Speaker "Akanksha Devkar" Details Back



Big Data : The Silver Bullet in Machine Learning?


With today's extremely progressive technological advancements, it is necessary to question our approach in building highly accurate Deep Learning models with Big Data.
The Machine learning community has always looked at Big Data as a gold mine; however, because most applications are still built using a supervised learning approach, those large volumes of data need to be labeled. This is no easy task as most labeling is still done manually which can be referred to as the "Big Data Labeling Crisis".
No labeling process can ever be 100% accurate even if the data is perfect, just like in the case of models. We need to focus our attention towards building a perfect data and making it concise yet  impacting towards achieving a greatly accurate model.
Traditionally we have believed that the more the data, the lesser the impact of noise on the model performance. But, there is a huge financial as well as time burden of trying to collect this kind of big training data.  At Alectio, we are working towards sustainable machine learning and we have carried a series of studies aiming at understanding the tradeoff between labeling quality and size of the training set in the context of classification, as well as the impact of such noise on the confusion matrix.
In particular, we show that the maximum acceptable amount of noise that a model can sustain without impairing the accuracy differs from class to class. We also offer thoughts on how our findings should impact the relative amount of data across classes helping to create an efficient training data thereby helping significantly reduce the labeling budget and efforts.
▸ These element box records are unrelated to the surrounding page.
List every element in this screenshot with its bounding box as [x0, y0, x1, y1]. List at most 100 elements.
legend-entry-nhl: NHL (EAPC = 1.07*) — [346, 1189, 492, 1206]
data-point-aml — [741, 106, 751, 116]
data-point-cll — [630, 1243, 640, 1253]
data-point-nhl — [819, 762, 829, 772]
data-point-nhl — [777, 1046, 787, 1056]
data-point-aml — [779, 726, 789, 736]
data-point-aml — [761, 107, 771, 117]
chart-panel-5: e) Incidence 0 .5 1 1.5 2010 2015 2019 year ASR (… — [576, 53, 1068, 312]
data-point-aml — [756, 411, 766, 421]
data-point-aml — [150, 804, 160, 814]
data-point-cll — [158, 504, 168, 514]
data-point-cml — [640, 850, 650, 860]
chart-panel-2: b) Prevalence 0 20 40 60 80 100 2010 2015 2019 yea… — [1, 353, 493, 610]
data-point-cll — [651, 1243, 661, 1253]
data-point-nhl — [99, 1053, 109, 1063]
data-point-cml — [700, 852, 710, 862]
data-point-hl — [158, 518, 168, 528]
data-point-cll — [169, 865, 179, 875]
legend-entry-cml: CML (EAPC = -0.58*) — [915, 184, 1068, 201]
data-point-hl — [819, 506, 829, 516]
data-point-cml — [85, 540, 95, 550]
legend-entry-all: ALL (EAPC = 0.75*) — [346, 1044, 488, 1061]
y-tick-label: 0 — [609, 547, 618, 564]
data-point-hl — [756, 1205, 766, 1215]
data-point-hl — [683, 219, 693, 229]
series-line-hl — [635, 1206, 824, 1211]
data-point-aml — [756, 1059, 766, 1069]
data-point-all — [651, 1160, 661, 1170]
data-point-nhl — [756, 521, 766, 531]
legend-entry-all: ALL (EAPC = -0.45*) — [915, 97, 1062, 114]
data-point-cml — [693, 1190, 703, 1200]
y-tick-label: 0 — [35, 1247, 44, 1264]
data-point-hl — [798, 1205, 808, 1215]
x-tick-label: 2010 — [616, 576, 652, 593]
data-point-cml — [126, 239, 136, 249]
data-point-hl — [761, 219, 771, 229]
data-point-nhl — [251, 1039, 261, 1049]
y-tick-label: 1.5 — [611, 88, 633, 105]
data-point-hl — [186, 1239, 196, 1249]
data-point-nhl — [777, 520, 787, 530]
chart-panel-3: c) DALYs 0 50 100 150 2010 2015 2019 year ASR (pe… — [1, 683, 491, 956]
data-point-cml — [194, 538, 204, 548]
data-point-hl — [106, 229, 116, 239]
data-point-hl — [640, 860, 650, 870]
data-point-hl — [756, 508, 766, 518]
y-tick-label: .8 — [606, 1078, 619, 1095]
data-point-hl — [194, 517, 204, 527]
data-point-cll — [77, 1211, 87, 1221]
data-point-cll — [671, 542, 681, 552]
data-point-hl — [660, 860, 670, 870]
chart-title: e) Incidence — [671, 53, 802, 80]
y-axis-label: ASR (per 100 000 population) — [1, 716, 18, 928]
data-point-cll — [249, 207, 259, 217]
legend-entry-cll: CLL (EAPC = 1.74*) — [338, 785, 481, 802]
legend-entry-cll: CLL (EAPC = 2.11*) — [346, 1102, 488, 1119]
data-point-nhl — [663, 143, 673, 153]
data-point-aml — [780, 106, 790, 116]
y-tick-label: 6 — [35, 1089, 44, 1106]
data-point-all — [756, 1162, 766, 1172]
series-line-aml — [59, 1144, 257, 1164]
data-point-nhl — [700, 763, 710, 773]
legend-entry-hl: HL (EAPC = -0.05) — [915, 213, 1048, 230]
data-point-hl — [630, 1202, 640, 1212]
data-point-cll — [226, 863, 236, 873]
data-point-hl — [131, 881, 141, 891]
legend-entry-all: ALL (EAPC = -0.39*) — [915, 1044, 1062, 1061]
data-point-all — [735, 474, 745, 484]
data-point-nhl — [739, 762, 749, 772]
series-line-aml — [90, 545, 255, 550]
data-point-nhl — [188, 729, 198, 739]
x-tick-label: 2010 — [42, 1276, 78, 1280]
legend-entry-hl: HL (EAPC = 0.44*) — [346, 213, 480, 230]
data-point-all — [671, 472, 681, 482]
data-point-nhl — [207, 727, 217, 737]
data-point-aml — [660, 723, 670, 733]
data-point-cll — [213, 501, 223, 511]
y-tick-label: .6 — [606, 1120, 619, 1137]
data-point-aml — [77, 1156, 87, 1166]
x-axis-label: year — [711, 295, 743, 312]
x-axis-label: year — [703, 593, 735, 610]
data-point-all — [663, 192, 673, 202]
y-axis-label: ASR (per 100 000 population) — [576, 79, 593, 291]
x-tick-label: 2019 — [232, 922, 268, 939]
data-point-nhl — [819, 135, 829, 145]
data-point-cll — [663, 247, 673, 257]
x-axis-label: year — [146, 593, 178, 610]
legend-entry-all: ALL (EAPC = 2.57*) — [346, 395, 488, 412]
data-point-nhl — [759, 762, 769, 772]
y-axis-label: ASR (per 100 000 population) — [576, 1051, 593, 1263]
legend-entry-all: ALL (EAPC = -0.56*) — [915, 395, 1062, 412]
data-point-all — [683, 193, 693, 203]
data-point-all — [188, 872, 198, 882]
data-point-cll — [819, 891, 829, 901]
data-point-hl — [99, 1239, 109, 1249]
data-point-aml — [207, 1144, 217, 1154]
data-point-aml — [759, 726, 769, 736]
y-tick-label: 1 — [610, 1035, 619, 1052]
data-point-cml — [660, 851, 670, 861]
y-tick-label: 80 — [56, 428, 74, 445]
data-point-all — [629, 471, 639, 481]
Akanksha is a machine learning engineer at Alectio working on developing active learning models. She is an amateur astronomer and roboticist. Having participated in a lot of robotics contest, she had a keen interest in working on a DARPA Grand challenge kind of project, which resulted in her using deep learning techniques to develop software for self-driving cars during her graduate school at Worcester Polytechnic Institute. While at it, she would typically have to mine a lot of image data to get important features out of them. Her interest in active learning was piqued when she learnt that it can be used to reduce the data and computation power. She loves having thought experiments and deep discussions about latest tech. She is passionate about technology and believes in the promise of sustainable machine learning.